Recent advances, challenges, and perspective of copper-based liquid-like thermoelectric chalcogenides: A review

Abstract

As a group of emerging liquid-like thermoelectric materials for waste heat recovery into useful energy, di-chalcogenides Cu₂(S, Se, Te) have been considered as superionic thermoelectric materials. Due to their highly disordered degree of Cu-ion in the crystal lattice, Cu₂(S, Se, Te) compounds can exhibit ultralow thermal conductivity, and in the meantime, their rigid sublattice can decently maintain the electrical performance, making them distinct from other state-of-the-art thermoelectric materials.
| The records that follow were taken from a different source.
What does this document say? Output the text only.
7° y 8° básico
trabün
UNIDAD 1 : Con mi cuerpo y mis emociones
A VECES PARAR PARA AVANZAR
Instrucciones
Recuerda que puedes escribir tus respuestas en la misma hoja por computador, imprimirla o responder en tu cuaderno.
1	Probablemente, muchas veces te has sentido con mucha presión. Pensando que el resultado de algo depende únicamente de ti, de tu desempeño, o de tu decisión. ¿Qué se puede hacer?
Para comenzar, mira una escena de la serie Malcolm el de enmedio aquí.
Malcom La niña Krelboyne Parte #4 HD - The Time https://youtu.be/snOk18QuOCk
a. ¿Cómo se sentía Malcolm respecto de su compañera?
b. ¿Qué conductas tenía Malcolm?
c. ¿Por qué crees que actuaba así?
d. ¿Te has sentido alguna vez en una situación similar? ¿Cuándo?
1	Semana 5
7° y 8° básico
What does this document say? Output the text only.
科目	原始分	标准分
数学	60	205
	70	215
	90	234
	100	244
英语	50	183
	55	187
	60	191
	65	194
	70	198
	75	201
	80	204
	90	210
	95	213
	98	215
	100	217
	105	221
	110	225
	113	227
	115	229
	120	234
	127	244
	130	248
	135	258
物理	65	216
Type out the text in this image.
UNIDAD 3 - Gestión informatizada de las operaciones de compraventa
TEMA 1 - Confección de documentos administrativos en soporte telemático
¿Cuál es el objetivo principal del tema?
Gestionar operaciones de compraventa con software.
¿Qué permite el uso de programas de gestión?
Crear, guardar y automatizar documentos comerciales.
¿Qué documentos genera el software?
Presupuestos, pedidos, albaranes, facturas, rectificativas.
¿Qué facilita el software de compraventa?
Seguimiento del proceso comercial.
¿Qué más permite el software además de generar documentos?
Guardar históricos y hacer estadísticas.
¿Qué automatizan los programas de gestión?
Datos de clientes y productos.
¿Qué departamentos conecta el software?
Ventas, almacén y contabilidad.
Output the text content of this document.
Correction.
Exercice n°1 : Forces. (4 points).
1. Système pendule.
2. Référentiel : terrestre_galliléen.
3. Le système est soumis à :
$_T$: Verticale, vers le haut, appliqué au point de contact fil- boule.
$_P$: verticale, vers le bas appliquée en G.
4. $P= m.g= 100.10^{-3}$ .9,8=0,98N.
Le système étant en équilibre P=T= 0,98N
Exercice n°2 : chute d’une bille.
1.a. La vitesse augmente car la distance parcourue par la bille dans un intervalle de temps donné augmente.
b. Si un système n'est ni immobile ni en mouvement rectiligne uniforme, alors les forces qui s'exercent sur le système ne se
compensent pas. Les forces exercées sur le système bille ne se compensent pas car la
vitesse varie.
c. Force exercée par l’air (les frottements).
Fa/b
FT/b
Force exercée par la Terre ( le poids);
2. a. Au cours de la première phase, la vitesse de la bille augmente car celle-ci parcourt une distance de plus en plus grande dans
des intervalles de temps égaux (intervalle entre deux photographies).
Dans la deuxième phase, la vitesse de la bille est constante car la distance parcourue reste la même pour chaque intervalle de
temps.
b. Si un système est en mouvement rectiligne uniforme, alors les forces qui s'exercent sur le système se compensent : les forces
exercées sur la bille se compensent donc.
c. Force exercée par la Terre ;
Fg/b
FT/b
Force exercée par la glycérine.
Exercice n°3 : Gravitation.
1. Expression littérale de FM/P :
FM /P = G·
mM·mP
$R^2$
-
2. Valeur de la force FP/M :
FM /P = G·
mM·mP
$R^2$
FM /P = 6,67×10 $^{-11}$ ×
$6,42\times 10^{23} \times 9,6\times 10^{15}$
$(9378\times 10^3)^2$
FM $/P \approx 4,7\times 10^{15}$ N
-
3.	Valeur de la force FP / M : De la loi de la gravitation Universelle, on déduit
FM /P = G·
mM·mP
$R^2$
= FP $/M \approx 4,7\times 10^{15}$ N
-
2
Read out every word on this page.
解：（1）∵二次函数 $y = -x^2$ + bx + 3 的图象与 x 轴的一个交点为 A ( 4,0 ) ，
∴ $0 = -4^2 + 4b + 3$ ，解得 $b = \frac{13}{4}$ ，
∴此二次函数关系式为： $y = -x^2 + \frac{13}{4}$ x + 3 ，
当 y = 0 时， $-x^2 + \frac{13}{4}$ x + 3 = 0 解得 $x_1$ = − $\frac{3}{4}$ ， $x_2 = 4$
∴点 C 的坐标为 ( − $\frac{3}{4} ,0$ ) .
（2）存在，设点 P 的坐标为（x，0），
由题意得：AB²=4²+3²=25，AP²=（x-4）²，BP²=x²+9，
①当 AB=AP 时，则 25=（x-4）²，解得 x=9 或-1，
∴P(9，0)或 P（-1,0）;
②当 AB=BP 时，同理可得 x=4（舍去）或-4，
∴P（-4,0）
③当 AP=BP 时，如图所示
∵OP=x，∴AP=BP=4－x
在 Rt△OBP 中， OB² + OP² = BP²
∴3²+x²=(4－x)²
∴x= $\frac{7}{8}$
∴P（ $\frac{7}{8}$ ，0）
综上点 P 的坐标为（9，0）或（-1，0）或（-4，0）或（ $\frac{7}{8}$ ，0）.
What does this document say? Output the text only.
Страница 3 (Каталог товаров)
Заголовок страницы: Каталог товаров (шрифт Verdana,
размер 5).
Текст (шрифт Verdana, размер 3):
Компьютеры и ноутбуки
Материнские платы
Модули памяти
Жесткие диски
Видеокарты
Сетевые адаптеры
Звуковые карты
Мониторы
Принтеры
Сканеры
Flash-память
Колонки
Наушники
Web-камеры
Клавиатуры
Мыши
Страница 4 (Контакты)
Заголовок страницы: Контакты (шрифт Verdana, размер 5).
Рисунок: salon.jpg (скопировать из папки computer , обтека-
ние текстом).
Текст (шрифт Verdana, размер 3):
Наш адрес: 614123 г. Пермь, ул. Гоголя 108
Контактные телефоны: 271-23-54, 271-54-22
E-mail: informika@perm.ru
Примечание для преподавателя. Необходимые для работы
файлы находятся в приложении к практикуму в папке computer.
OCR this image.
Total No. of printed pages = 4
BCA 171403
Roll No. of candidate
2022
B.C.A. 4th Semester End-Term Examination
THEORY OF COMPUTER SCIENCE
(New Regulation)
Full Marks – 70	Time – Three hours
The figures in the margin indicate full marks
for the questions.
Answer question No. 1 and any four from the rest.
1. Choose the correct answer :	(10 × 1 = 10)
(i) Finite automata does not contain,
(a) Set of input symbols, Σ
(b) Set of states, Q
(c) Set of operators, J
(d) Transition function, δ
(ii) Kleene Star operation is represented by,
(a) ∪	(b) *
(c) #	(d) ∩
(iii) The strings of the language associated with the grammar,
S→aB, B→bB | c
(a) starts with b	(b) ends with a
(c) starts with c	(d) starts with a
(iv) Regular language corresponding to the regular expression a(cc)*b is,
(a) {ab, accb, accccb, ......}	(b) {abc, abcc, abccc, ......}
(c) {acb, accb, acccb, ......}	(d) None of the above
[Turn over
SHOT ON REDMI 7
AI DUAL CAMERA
This review summarizes the well-designed strategies to realize the impressive performance in thermoelectric materials and their modules by linking the adopted approaches such as defect engineering, interfaces, nano-porous inclusions, thin films, dislocations, nano-inclusions, and polycrystalline bulks etc., with the moderate design of the device. Some recent reports are selected to outline the fundamentals, underlined challenges, outlooks, and future development of Cu₂(S, Se, Te) liquid-like thermoelectric materials. We expect that this review covers the needs of future researchers in choosing some potential materials to explore thermoelectricity and other efficient energy conversion technologies.